By giving yourself a focus word, you can take a look at what you’re doing throughout the year and decide if it’s in line with who you want to be or where you want to be going. The words I’ve seen people use, including myself, are never negative – you don’t see things like DROP or ELIMINATE or SAYNOTOTWINKIES. Just reminding yourself of your word is a burst of inspirational energy. It’s great. Try it this year. And tell me about it!
I dare you!
So over on my writing site, I just did my annual post of my 5 Favorite Things from 2015. Check it out by clicking the image below:
I started doing this because every year, the big idea we see plastered all over the media each late-December-early-January is ARE YOU READY FOR THE NEW YOU? Everybody talks about resolutions. “Should we do them? Shouldn’t we? Are we setting ourselves up for failure? And have you joined a gym yet? Clean out your fridge! Quit your job! GET IMPLANTS!”
However, while I do give myself some soft resolutions as well as a word to focus on (more on that tomorrow), I have learned that it’s just as important to stop and ask, “What did I do with myself this year? Who was I?”
In 2014, I traveled a lot. It was awesome. This year, because I didn’t travel as much, I’ve been muddling through the past few days, kicking rocks, a voice in my head saying, “Great, so I bought a house this year. Big whoop-dee-do.”

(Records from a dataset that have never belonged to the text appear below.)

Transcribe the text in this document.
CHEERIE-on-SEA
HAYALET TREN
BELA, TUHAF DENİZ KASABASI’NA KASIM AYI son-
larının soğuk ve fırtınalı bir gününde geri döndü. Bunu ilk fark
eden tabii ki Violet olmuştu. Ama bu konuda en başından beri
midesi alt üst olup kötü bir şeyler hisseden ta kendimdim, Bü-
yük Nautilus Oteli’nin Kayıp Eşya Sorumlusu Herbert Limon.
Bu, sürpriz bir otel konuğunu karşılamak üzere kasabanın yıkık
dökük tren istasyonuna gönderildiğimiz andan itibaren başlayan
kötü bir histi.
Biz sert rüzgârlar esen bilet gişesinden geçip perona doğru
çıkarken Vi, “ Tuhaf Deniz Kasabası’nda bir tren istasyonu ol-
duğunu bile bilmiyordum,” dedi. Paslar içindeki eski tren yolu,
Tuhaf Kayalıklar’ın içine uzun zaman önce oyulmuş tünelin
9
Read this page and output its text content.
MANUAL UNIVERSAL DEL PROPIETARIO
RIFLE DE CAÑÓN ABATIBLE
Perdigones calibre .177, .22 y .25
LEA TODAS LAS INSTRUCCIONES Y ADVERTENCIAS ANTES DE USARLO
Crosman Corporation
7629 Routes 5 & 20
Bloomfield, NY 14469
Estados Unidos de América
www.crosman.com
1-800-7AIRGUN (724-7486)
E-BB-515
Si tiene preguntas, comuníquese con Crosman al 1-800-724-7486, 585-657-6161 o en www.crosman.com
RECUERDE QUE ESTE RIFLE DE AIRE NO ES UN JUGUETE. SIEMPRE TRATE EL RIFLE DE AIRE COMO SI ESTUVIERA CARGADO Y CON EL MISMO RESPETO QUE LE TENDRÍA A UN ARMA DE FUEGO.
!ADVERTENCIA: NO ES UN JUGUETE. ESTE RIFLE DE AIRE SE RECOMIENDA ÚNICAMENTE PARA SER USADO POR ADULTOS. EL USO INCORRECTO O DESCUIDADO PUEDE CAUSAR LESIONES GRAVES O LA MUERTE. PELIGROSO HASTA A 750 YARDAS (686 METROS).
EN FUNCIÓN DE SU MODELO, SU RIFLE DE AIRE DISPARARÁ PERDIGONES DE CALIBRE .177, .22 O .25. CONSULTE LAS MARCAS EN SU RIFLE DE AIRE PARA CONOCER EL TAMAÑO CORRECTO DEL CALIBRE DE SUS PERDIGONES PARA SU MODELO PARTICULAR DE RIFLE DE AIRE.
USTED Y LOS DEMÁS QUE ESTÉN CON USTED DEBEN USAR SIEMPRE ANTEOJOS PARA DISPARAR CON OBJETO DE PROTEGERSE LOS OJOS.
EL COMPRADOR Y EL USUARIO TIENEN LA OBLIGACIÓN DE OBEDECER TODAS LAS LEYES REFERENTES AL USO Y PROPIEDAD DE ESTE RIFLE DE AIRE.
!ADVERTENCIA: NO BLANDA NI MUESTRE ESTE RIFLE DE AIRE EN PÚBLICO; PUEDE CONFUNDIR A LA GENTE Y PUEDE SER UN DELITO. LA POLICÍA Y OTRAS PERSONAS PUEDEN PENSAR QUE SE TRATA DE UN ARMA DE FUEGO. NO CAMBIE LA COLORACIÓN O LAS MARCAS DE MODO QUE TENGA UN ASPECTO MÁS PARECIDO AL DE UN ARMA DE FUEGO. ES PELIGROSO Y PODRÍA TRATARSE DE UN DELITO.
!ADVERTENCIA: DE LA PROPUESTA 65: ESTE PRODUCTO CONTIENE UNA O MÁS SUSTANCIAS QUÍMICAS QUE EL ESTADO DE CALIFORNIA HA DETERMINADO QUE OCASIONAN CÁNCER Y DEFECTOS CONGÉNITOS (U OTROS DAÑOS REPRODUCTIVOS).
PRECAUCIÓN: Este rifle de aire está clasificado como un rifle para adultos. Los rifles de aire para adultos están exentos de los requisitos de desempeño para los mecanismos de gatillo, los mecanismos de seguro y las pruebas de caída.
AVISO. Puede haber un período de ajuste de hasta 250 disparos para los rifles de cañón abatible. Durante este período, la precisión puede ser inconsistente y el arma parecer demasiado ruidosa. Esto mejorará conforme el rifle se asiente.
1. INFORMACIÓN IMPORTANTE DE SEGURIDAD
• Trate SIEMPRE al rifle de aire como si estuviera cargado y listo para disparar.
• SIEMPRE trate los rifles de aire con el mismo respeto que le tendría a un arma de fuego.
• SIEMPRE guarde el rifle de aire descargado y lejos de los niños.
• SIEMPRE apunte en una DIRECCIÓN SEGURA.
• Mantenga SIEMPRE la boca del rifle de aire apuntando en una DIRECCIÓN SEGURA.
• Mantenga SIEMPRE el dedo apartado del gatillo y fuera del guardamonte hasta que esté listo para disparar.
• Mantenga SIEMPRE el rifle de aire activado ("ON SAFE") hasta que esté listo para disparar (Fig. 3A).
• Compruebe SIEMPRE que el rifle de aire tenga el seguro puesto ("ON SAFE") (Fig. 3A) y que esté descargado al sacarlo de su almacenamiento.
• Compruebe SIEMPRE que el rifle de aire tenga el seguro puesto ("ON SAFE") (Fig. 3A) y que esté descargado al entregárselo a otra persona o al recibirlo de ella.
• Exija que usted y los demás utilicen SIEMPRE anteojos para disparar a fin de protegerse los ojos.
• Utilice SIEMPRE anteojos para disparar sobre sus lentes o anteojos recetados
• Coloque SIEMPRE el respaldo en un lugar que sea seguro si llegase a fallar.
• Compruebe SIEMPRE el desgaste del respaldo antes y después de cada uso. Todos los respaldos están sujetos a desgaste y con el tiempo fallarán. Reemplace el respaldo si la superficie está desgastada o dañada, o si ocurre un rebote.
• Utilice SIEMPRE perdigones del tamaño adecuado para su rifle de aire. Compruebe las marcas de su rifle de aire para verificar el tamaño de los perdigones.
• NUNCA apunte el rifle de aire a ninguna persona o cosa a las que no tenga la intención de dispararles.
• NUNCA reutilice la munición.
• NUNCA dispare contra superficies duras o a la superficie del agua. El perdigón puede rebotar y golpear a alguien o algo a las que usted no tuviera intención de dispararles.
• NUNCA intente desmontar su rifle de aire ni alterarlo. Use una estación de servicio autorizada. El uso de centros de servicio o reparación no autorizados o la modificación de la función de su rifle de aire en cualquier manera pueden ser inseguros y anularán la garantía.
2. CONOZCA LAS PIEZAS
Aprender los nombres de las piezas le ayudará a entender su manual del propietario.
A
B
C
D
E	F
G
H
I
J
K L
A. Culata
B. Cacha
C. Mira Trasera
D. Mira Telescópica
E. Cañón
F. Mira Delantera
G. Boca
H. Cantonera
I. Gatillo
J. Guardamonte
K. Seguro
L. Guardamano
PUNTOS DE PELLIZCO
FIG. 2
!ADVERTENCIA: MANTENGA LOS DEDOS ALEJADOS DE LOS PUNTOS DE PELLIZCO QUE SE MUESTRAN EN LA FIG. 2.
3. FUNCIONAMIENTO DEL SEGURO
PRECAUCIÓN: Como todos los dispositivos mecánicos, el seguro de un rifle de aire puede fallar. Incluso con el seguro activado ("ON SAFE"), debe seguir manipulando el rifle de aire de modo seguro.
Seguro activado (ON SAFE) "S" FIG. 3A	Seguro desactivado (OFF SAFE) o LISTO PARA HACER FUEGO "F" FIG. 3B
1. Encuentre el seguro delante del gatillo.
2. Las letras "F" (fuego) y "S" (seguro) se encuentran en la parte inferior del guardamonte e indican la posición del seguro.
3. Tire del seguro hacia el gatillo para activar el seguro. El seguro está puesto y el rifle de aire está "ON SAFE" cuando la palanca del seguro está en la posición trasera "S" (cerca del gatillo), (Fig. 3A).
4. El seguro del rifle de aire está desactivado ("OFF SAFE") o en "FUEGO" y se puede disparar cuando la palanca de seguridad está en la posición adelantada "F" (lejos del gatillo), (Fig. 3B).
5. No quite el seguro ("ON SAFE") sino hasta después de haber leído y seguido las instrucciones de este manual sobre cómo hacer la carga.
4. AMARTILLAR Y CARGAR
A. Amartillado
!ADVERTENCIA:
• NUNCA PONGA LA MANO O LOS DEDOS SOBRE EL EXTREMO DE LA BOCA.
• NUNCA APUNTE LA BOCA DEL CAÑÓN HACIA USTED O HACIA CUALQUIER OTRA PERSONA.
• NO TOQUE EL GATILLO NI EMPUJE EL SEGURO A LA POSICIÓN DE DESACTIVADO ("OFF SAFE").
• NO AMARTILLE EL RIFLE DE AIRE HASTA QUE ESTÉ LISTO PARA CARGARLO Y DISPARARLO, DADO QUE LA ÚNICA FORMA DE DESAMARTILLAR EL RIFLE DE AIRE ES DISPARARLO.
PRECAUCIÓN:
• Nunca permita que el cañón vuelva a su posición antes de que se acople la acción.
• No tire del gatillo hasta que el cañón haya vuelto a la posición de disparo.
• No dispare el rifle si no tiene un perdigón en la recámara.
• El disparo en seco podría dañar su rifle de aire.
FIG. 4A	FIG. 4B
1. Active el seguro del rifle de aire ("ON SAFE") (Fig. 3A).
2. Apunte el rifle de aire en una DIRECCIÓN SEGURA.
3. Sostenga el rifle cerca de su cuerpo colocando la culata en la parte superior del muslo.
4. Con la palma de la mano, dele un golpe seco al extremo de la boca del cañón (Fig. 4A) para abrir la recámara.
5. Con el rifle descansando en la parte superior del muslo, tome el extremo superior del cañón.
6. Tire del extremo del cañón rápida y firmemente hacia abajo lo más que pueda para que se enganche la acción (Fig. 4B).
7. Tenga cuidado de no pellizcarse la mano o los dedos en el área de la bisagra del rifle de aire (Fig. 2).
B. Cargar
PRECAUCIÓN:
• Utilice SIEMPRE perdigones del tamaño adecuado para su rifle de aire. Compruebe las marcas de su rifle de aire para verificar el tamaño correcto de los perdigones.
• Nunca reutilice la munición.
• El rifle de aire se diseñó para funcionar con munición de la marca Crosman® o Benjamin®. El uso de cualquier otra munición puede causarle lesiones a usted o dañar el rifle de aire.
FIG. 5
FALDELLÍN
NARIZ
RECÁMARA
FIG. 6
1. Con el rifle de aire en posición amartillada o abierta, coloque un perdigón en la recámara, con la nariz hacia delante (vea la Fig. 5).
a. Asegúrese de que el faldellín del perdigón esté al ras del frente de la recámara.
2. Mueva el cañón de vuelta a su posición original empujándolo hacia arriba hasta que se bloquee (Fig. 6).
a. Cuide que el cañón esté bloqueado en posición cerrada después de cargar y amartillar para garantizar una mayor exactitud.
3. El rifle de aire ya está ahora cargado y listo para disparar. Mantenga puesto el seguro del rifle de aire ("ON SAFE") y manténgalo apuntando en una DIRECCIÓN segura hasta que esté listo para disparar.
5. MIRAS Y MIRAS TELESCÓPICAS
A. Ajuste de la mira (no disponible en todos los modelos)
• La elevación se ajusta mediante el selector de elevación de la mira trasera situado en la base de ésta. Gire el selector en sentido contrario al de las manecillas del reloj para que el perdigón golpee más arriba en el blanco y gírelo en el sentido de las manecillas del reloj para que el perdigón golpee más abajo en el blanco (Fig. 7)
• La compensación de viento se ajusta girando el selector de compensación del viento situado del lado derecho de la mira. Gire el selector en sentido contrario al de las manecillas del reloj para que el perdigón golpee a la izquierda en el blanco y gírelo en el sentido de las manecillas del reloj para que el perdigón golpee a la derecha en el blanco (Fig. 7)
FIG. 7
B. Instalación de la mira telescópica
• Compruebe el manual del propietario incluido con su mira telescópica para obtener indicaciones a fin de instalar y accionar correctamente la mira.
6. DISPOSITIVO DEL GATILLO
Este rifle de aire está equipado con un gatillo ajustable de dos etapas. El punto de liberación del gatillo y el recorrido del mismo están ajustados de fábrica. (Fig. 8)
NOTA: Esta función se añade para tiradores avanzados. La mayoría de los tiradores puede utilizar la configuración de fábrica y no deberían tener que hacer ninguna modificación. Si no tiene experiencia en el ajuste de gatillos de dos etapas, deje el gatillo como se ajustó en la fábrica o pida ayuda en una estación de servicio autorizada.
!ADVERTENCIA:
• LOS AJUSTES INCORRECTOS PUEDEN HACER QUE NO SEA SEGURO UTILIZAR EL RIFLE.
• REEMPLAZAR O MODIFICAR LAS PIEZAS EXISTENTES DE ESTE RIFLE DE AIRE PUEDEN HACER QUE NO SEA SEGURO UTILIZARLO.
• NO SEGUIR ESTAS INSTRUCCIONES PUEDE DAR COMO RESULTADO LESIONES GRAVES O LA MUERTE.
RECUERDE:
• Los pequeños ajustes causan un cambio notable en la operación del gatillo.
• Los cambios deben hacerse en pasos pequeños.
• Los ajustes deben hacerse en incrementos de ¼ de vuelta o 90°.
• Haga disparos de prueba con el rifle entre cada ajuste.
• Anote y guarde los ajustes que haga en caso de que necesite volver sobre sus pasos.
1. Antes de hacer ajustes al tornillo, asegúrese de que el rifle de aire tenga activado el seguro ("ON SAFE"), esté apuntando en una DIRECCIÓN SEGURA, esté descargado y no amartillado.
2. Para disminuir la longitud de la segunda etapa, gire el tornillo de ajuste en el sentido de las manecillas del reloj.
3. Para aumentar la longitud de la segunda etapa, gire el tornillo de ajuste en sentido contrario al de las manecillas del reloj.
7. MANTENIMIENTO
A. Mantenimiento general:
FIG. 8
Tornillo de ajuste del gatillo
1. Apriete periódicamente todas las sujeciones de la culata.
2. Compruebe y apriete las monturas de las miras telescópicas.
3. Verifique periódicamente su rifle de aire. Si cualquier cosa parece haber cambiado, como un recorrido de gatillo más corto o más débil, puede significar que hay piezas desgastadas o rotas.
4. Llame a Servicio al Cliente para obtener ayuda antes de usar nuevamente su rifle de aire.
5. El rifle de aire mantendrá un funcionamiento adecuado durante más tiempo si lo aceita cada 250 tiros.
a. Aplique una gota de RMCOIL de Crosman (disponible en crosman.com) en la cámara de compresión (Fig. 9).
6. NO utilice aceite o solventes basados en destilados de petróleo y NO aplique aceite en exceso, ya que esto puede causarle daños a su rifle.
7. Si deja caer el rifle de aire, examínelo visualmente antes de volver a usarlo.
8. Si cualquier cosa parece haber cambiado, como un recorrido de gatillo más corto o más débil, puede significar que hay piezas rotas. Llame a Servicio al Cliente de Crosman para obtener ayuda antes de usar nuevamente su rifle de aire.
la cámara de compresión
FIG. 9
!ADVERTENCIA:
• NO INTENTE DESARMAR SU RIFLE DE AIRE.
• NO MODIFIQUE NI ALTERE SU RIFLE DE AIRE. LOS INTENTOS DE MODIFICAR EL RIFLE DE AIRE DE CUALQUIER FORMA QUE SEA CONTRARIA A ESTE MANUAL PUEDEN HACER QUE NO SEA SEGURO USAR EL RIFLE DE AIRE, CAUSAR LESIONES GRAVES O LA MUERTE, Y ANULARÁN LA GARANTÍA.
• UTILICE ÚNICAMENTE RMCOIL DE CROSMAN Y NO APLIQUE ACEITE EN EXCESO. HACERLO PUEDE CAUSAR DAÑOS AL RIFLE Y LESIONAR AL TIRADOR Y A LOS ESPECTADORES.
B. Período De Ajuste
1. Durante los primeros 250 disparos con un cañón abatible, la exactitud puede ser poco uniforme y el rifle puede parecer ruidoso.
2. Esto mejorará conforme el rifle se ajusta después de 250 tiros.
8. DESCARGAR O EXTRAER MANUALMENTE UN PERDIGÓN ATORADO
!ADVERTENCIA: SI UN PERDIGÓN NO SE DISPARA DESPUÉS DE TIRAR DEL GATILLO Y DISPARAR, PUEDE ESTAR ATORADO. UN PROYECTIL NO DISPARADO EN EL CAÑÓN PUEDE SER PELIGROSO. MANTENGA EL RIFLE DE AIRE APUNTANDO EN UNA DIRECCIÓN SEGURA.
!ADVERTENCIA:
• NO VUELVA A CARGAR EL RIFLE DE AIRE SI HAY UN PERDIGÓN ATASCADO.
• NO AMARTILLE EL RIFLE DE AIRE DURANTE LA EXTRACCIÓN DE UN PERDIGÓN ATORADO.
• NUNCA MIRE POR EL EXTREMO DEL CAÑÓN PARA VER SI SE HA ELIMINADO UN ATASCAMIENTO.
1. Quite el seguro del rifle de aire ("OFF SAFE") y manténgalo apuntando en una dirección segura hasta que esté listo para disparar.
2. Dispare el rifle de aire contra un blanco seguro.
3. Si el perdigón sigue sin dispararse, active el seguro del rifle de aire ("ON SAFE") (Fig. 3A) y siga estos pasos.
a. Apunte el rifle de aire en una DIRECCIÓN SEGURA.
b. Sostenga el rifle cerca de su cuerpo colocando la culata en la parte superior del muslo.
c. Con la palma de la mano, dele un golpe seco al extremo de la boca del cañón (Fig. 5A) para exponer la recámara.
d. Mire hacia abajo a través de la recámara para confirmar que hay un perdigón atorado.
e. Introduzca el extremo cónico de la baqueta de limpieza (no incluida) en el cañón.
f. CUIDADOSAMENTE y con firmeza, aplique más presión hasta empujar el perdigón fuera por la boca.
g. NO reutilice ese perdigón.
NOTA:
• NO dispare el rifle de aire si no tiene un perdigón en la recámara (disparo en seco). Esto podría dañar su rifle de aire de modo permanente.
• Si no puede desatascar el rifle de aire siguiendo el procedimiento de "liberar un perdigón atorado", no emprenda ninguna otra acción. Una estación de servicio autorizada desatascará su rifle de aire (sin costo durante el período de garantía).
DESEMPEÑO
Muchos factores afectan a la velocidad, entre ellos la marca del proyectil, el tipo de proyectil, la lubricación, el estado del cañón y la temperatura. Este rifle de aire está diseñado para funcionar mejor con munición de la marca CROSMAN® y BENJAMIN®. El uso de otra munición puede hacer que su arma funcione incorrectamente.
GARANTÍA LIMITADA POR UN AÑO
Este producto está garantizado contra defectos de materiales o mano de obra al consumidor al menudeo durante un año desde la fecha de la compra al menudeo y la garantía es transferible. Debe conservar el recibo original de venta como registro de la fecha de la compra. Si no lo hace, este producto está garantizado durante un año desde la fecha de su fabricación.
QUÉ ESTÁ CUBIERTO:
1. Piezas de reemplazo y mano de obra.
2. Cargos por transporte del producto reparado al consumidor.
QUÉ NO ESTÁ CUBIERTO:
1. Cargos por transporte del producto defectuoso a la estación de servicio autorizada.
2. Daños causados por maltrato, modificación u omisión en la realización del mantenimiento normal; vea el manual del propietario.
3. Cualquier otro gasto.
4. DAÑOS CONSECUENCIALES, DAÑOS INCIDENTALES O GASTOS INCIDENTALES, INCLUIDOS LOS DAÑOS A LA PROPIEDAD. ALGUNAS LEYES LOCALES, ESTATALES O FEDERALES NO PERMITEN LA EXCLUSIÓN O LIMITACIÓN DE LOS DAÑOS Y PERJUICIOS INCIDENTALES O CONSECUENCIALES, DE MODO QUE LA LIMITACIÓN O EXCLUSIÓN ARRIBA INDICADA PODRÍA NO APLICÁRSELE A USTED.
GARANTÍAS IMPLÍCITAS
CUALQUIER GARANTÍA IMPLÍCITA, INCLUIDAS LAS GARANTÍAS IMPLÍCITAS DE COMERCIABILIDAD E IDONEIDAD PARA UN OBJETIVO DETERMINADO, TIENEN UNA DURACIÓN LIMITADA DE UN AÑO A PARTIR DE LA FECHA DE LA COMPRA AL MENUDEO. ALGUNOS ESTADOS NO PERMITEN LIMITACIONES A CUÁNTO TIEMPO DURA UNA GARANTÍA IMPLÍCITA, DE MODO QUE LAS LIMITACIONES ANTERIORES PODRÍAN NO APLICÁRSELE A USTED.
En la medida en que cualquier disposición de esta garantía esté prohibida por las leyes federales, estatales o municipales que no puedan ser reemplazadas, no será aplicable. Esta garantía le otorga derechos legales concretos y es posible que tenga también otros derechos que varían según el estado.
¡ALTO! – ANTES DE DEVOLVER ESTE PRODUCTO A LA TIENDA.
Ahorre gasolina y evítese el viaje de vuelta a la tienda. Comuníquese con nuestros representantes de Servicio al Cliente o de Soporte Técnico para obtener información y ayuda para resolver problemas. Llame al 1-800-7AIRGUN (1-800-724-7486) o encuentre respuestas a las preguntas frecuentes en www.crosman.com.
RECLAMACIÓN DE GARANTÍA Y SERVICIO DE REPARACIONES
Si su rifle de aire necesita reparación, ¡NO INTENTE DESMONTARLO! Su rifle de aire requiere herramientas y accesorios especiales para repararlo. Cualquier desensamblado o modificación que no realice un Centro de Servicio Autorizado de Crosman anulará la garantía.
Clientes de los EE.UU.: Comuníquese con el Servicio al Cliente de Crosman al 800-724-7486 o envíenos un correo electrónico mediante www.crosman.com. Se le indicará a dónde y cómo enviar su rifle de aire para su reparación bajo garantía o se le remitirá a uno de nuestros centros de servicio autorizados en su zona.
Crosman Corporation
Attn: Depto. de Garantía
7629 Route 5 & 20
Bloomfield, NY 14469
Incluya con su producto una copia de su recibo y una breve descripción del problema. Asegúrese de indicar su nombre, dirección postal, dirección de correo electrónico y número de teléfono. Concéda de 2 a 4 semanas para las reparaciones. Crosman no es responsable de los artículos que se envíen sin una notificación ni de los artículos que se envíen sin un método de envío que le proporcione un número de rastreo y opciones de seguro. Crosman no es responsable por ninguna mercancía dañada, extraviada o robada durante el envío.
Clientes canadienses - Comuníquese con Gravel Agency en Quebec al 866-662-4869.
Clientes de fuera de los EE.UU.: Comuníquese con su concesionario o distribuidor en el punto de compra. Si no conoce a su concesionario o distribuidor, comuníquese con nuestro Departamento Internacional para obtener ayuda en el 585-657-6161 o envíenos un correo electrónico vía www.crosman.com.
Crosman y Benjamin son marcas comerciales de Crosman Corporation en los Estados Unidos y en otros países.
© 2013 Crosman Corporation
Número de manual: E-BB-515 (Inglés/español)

Then I started going through my Facebook timeline and my Google photos and guys. I did so much more than “just buy a house.” I did travel. I did a marathon. I went to author events. Hell, I had an author event of my own. I was so lost in the big picture of 2014 not being like 2015 that I almost let those memories slip away unrecognized.
So, during these first few days of 2016, I urge you to stop and take a good long look at this past year. Delight in the memories. Realize what you needed to learn from. And realize that the passage of time is the same today, tomorrow, on New Years Eve and Day and March 5 and July 10, onward and onward. We’re all hurling through life at the same speed. Live it viciously.
I dare you.
Why is it that every year when daylight savings time ends, that Sunday feels like the longest day of the year? I slept in this morning after starting National Novel Writing Month (NaNoWriMo), and I’m still shocked that there is usable time to today!
What is that can make a single hour so special? Ever day, we take these little chunks of time for granted. We can zone out through an entire hour with no effort, or we can feel like asking for an hour is a life-changing request.
Just think of the things you can do with an hour for yourself:
- Journal, write or scrapbook. I especially love Project Life for this sort of thing.
- Watch an episode of your favorite show.
- Take a shower with your favorite soaps and shampoos.
- Take a walk around the block. Smell the flowers and appreciate the area you live in.
- Email a friend you haven’t talked to in a while and tell them what they mean to you.
- Clean up a section of your house. This could be a shelf, a closet, a drawer, anything! It’s crazy how much you can get done in even 20 minutes when that is what you are focused on.
- Meditate or pray.
- Read a book or play a video game.
What an hour truly comes down to is being mindful of what it is. If you take the time to be present in those 60 minutes, it’s amazing how much more refreshed you feel after it’s over.
How did you spend your 25th hour today?